I have some sympathy for the technophobe lady, and guess that being the person who is the fixer, the prime mover, the one who is always in charge, she is nervous of things that she doesn’t understand and might make her look less capable. I wonder how to address someone like this, to make the technology less frightening, as it is these core people who make things happen.
The lady I’m talking to, although, I’d guess, in her later sixties (she described the techophobe as "she’s 65, still young"), has no such worries and we talked about mobile phones.
"Orange is best here," she said, and as if to prove it her phone rang twice during the short conversation. "My daughter’s phone is different, works in Cardiff, but not here, when she is here I have to email her, that works but not voice."
Looking at her own superior Orange phone I ask, "do you have 3G here?"
"Oh no," she answers, "only in Cardiff."
A few yards further on I meet another couple walking up and chat to the man until he too is interrupted by his telephone ringing.
By this time, it is four o’clock, so no longer time for a drink at Llangrannog. I add it to my ‘must visit again’ list and press on.
The portion of Offa’s Dyke Path north of Knighton is known as ‘The Switchback‘, but I can think of no better title for the Coast Path between Llangrannog and Penbryn. The path keeps dropping steeply down one little valley only to climb just as steeply up the next. The last climb is up a grassy slope and at the top a couple are sitting with their dog between them.
"A bit bumpy", I say.
"They add those specially for the Tourist," the man replies, what I at first took to be his cigarette smoking between his fingers.
Now I don’t know my smoking substances, but the ‘cigarette’ was like none I’d seen before. It started the width of a normal cigarette and then had a wider stubby cylindrical section, the size of a party popper, before shrinking once more to normal cigarette dimensions.

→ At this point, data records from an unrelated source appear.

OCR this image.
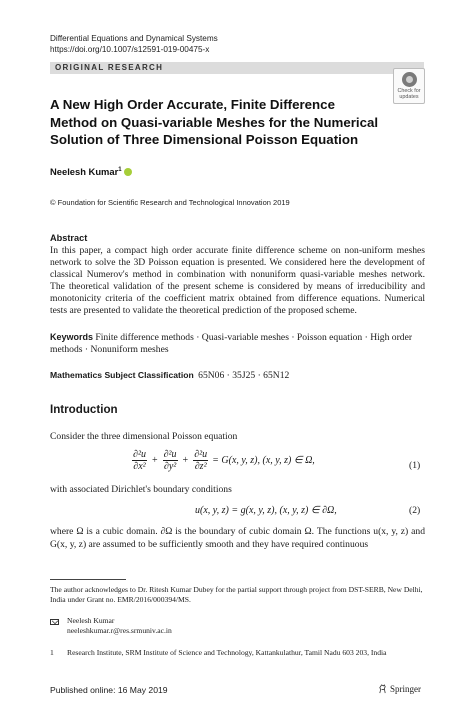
Differential Equations and Dynamical Systems
https://doi.org/10.1007/s12591-019-00475-x
ORIGINAL RESEARCH
Check for
updates
A New High Order Accurate, Finite Difference Method on Quasi-variable Meshes for the Numerical Solution of Three Dimensional Poisson Equation
Neelesh Kumar$^1$
© Foundation for Scientific Research and Technological Innovation 2019
Abstract
In this paper, a compact high order accurate finite difference scheme on non-uniform meshes network to solve the 3D Poisson equation is presented. We considered here the development of classical Numerov's method in combination with nonuniform quasi-variable meshes network. The theoretical validation of the present scheme is considered by means of irreducibility and monotonicity criteria of the coefficient matrix obtained from difference equations. Numerical tests are presented to validate the theoretical prediction of the proposed scheme.
Keywords Finite difference methods · Quasi-variable meshes · Poisson equation · High order methods · Nonuniform meshes
Mathematics Subject Classification 65N06 · 35J25 · 65N12
Introduction
Consider the three dimensional Poisson equation
$\frac{\text{∂²u}}{\text{∂x²}} + \frac{\text{∂²u}}{\text{∂y²}} + \frac{\text{∂²u}}{\text{∂z²}} = G(x$, y, z), (x, y, z) ∈ Ω,	(1)
with associated Dirichlet's boundary conditions
u(x, y, z) = g(x, y, z), (x, y, z) ∈ ∂Ω,	(2)
where Ω is a cubic domain. ∂Ω is the boundary of cubic domain Ω. The functions u(x, y, z) and G(x, y, z) are assumed to be sufficiently smooth and they have required continuous
The author acknowledges to Dr. Ritesh Kumar Dubey for the partial support through project from DST-SERB, New Delhi, India under Grant no. EMR/2016/000394/MS.
Neelesh Kumar
neeleshkumar.r@res.srmuniv.ac.in
1 Research Institute, SRM Institute of Science and Technology, Kattankulathur, Tamil Nadu 603 203, India
Published online: 16 May 2019	Springer
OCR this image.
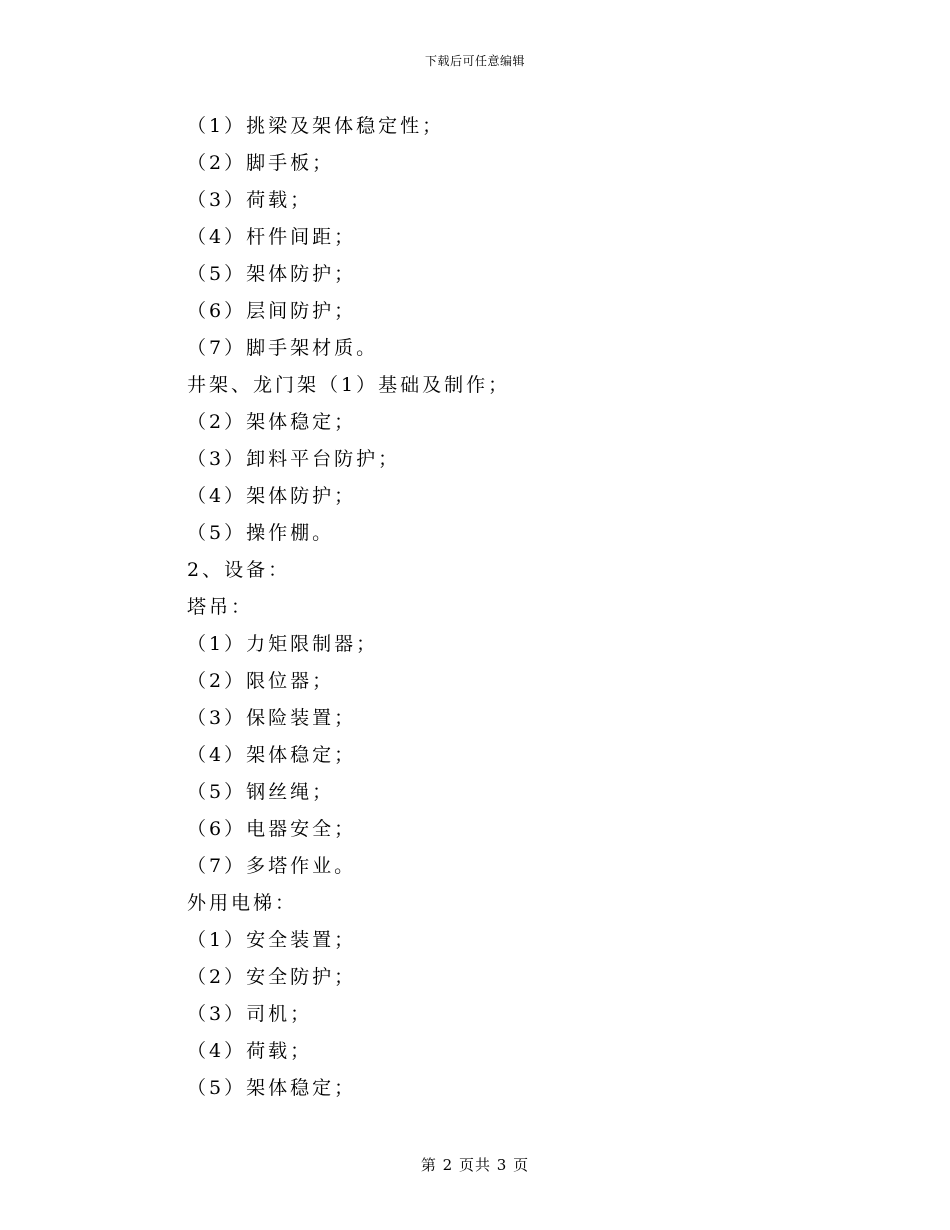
下载后可任意编辑
（1）挑梁及架体稳定性；
（2）脚手板；
（3）荷载；
（4）杆件间距；
（5）架体防护；
（6）层间防护；
（7）脚手架材质。
井架、龙门架（1）基础及制作；
（2）架体稳定；
（3）卸料平台防护；
（4）架体防护；
（5）操作棚。
2、设备：
塔吊：
（1）力矩限制器；
（2）限位器；
（3）保险装置；
（4）架体稳定；
（5）钢丝绳；
（6）电器安全；
（7）多塔作业。
外用电梯：
（1）安全装置；
（2）安全防护；
（3）司机；
（4）荷载；
（5）架体稳定；
第 2 页共 3 页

Is this some sort of device for filtering out some of the noxious elements in the cigarette smoke? Or was he smoking something that was not tobacco?
The path at Penbryn cuts inland slightly in order to cut a better path back up the hill opposite (the switchback does not stop entirely at Penbryn!). The small river that has cut the valley is set in a wood that feels like as if it is from the set of a Tarzan movie: huge ferns carpet the floor of a damp valley deeply shaded by moss-drenched trees and surrounded by birdsong. The path cuts steeply up the Amazonian hillside and eventually breaks out into the cliffside; I emerge blinking like coming out through the cinema doors and finding it is still daylight outside.
From then on it is just a short and relatively flat cliff walk until the path drops into Tresaith, with a small sandy beach and then back up to low cliffs with caravan parks behind.
This last stretch of cliff between Tresaith and Aberporth is the land of the forgotten railway, with at least three converted railway carriages along the way. My favourite is the least converted one, in colours of dull cream and muddy red-brown.
And into Aberporth, where we once looked at houses before our move to Tiree. It seemed a lovely place then, with small sandy beaches and just a homely air. Today I went to the Ship Inn, to enquire about buses and take a pint while I waited. One of the regulars noticed my banner and when he read the leaflet said "well, if you want to know stories, you’ll need to stay longer". Sadly the last bus was in fifteen minutes, but it was one of those places where you feel instantly welcome.